Как ты это?.. – И он нахватал бороды своей в руку полную горсть.
Князь Иван дернул плечом, вспыхнул, покраснел, как никогда прежде краснеть ему не
приходилось.
– Нет, это я так, – молвил он растерянно. – Не подьячий... Кой там еще подьячий! Что ты!

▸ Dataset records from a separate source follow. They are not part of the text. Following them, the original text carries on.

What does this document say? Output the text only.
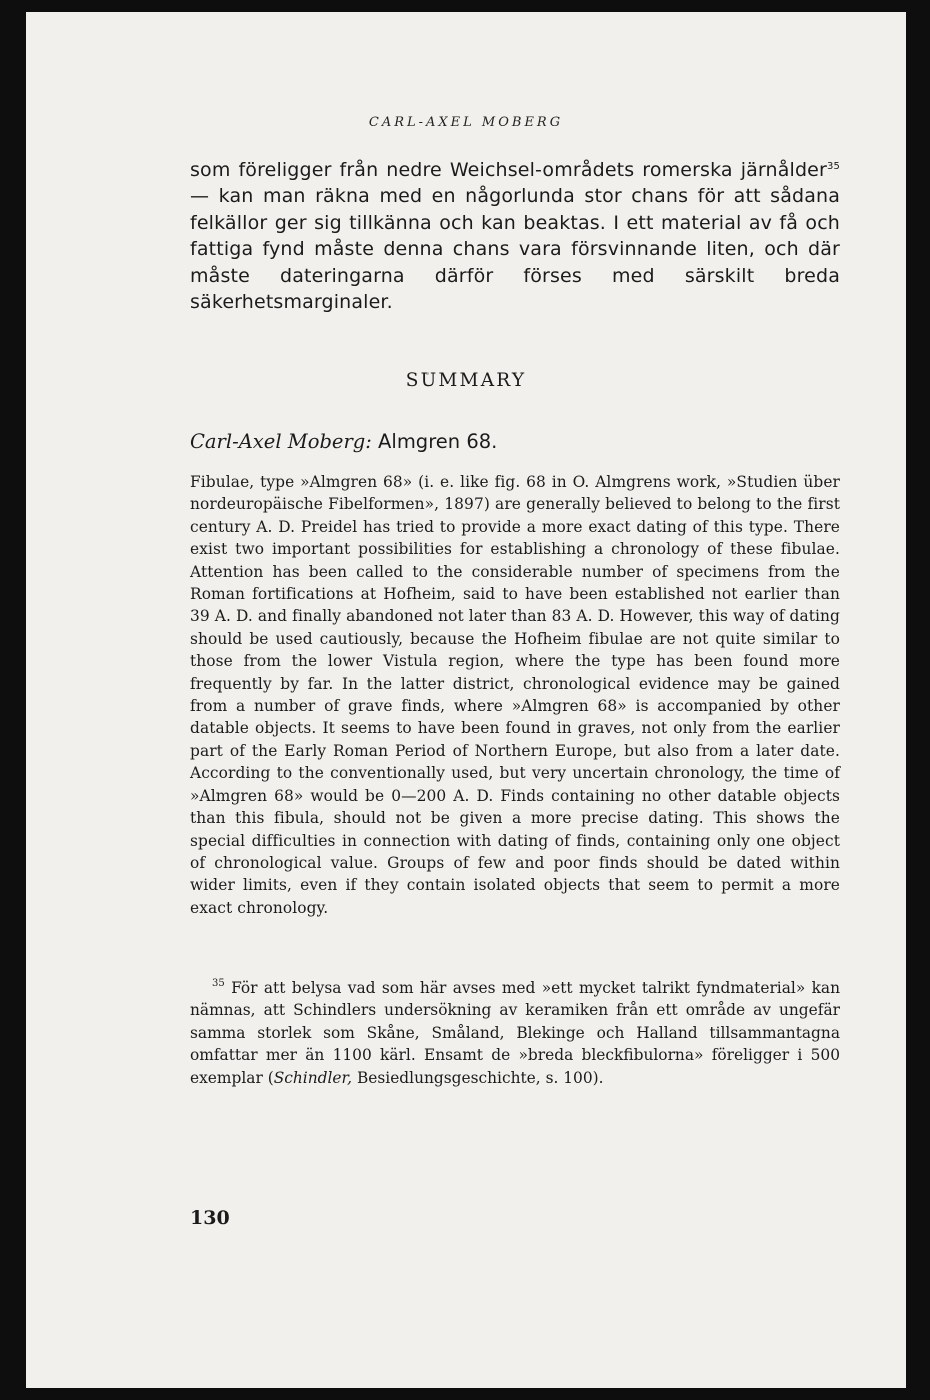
CARL-AXEL MOBERG

som föreligger från nedre Weichsel-områdets romerska järnålder$^{35}$ — kan man räkna med en någorlunda stor chans för att sådana felkällor ger sig tillkänna och kan beaktas. I ett material av få och fattiga fynd måste denna chans vara försvinnande liten, och där måste dateringarna därför förses med särskilt breda säkerhetsmarginaler.

SUMMARY
Carl-Axel Moberg: Almgren 68.

Fibulae, type »Almgren 68» (i. e. like fig. 68 in O. Almgrens work, »Studien über nordeuropäische Fibelformen», 1897) are generally believed to belong to the first century A. D. Preidel has tried to provide a more exact dating of this type. There exist two important possibilities for establishing a chronology of these fibulae. Attention has been called to the considerable number of specimens from the Roman fortifications at Hofheim, said to have been established not earlier than 39 A. D. and finally abandoned not later than 83 A. D. However, this way of dating should be used cautiously, because the Hofheim fibulae are not quite similar to those from the lower Vistula region, where the type has been found more frequently by far. In the latter district, chronological evidence may be gained from a number of grave finds, where »Almgren 68» is accompanied by other datable objects. It seems to have been found in graves, not only from the earlier part of the Early Roman Period of Northern Europe, but also from a later date. According to the conventionally used, but very uncertain chronology, the time of »Almgren 68» would be 0—200 A. D. Finds containing no other datable objects than this fibula, should not be given a more precise dating. This shows the special difficulties in connection with dating of finds, containing only one object of chronological value. Groups of few and poor finds should be dated within wider limits, even if they contain isolated objects that seem to permit a more exact chronology.

$^{35}$ För att belysa vad som här avses med »ett mycket talrikt fyndmaterial» kan nämnas, att Schindlers undersökning av keramiken från ett område av ungefär samma storlek som Skåne, Småland, Blekinge och Halland tillsammantagna omfattar mer än 1100 kärl. Ensamt de »breda bleckfibulorna» föreligger i 500 exemplar (Schindler, Besiedlungsgeschichte, s. 100).

130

– А-а... – успокоился Семен Иванович. – Почудилось мне – молвил ты: воскреснет
подьячий... Ну-ну... То почудилось мне так... – И, взглянув в тоске на «идолов», державших
часы, он повторил еще раз угрюмо: – Почудилось... Бес ли меня смущает? Господи!.. Домой
мне пора... К вечерне пора...
Князь Иван не удерживал гостя, не упрашивал его о чести еще посидеть, взять с блюда
того, другого. А Семен Иванович помялся на лавке, похмыкал носом и опять:
– Пора, пора... Домой пора...
Но князь Иван по-прежнему молчал.
Семен Иванович стал разглядывать перстни свои на пальцах и, выровняв их по
разноцветным камням, молвил:
– У великого государя в Верху, как там ноне?..

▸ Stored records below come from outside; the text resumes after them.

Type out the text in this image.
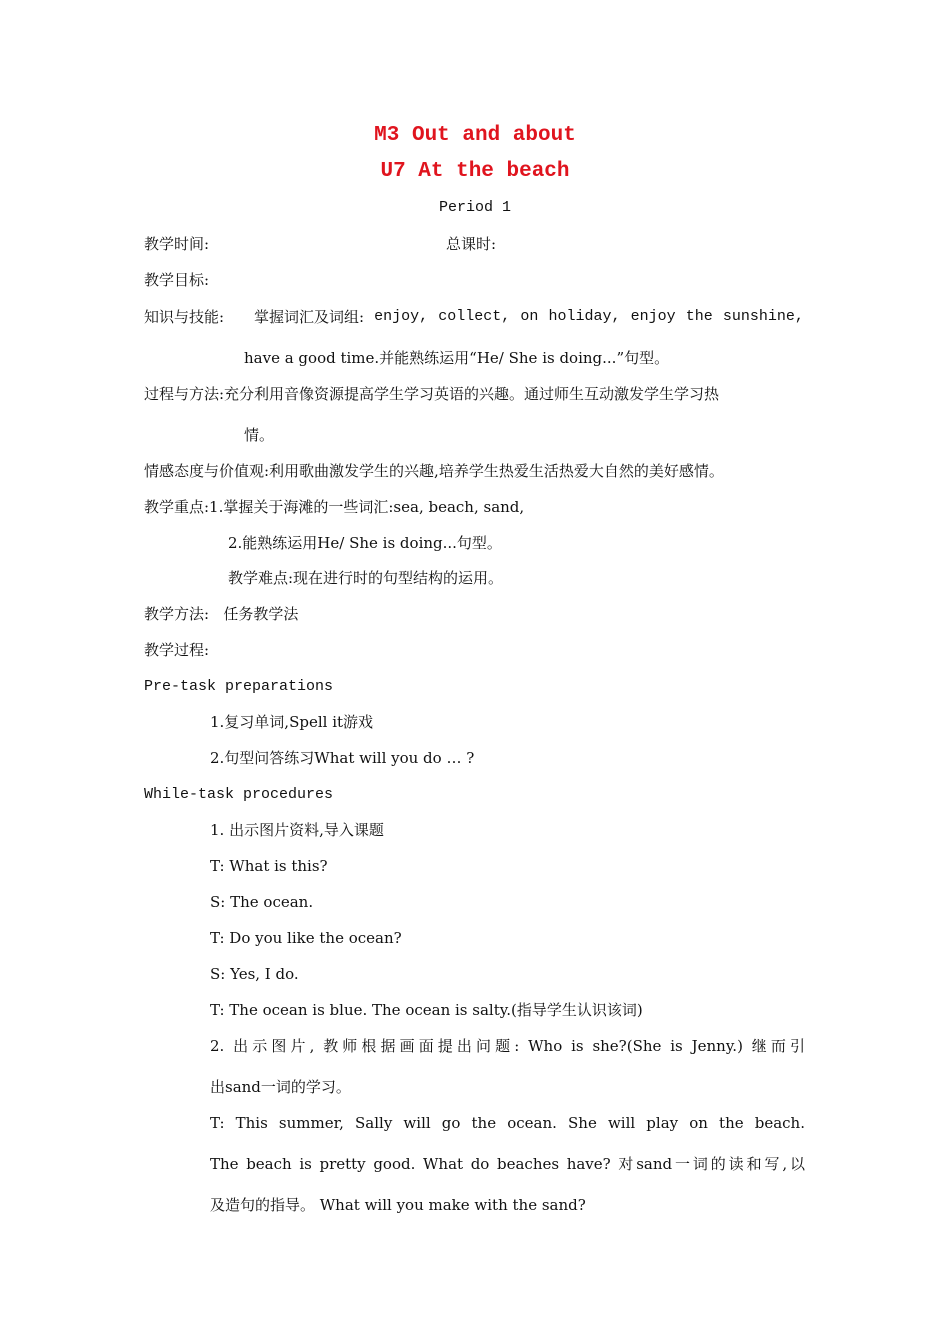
M3 Out and about
U7 At the beach
Period 1
教学时间:	总课时:
教学目标:
知识与技能: 掌握词汇及词组: enjoy, collect, on holiday, enjoy the sunshine,
have a good time.并能熟练运用“He/ She is doing...”句型。
过程与方法:充分利用音像资源提高学生学习英语的兴趣。通过师生互动激发学生学习热
情。
情感态度与价值观:利用歌曲激发学生的兴趣,培养学生热爱生活热爱大自然的美好感情。
教学重点:1.掌握关于海滩的一些词汇:sea, beach, sand,
2.能熟练运用He/ She is doing...句型。
教学难点:现在进行时的句型结构的运用。
教学方法:   任务教学法
教学过程:
Pre-task preparations
1.复习单词,Spell it游戏
2.句型问答练习What will you do … ?
While-task procedures
1. 出示图片资料,导入课题
T: What is this?
S: The ocean.
T: Do you like the ocean?
S: Yes, I do.
T: The ocean is blue. The ocean is salty.(指导学生认识该词)
2. 出示图片, 教师根据画面提出问题: Who is she?(She is Jenny.) 继而引
出sand一词的学习。
T: This summer, Sally will go the ocean. She will play on the beach.
The beach is pretty good. What do beaches have? 对sand一词的读和写,以
及造句的指导。 What will you make with the sand?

– Ого! – оживился князь Иван. – В Верху там гораздо много всякой нови. С римским
цесарем будет союз – воевать султана к лету... До того, на весне, государевой радости быть: с
воеводенкой сандомирской, с Мнишковной, брачными узами сочетается, с Мариной
Юрьевной. На фоминой неделе поезжай, Семен Иванович, в Можайск московскую царицу
встречать.
– На фоминой?
– Будет на фоминой в Можайске, коли не раньше.
– Поеду, поеду в Можайск, ударю челом царице, – задвигался на лавке своей князь
Семен. – А ты бы, Иван Андреевич, попомня родство наше и племя, слово молвил в Верху:
отчего в Верх не зовут, в стольниках меня до сих пор держат? Пожаловали б и меня еще хотя
б малым чем, поместьицем с крестьянишками, да велели б мне государевых очей видеть...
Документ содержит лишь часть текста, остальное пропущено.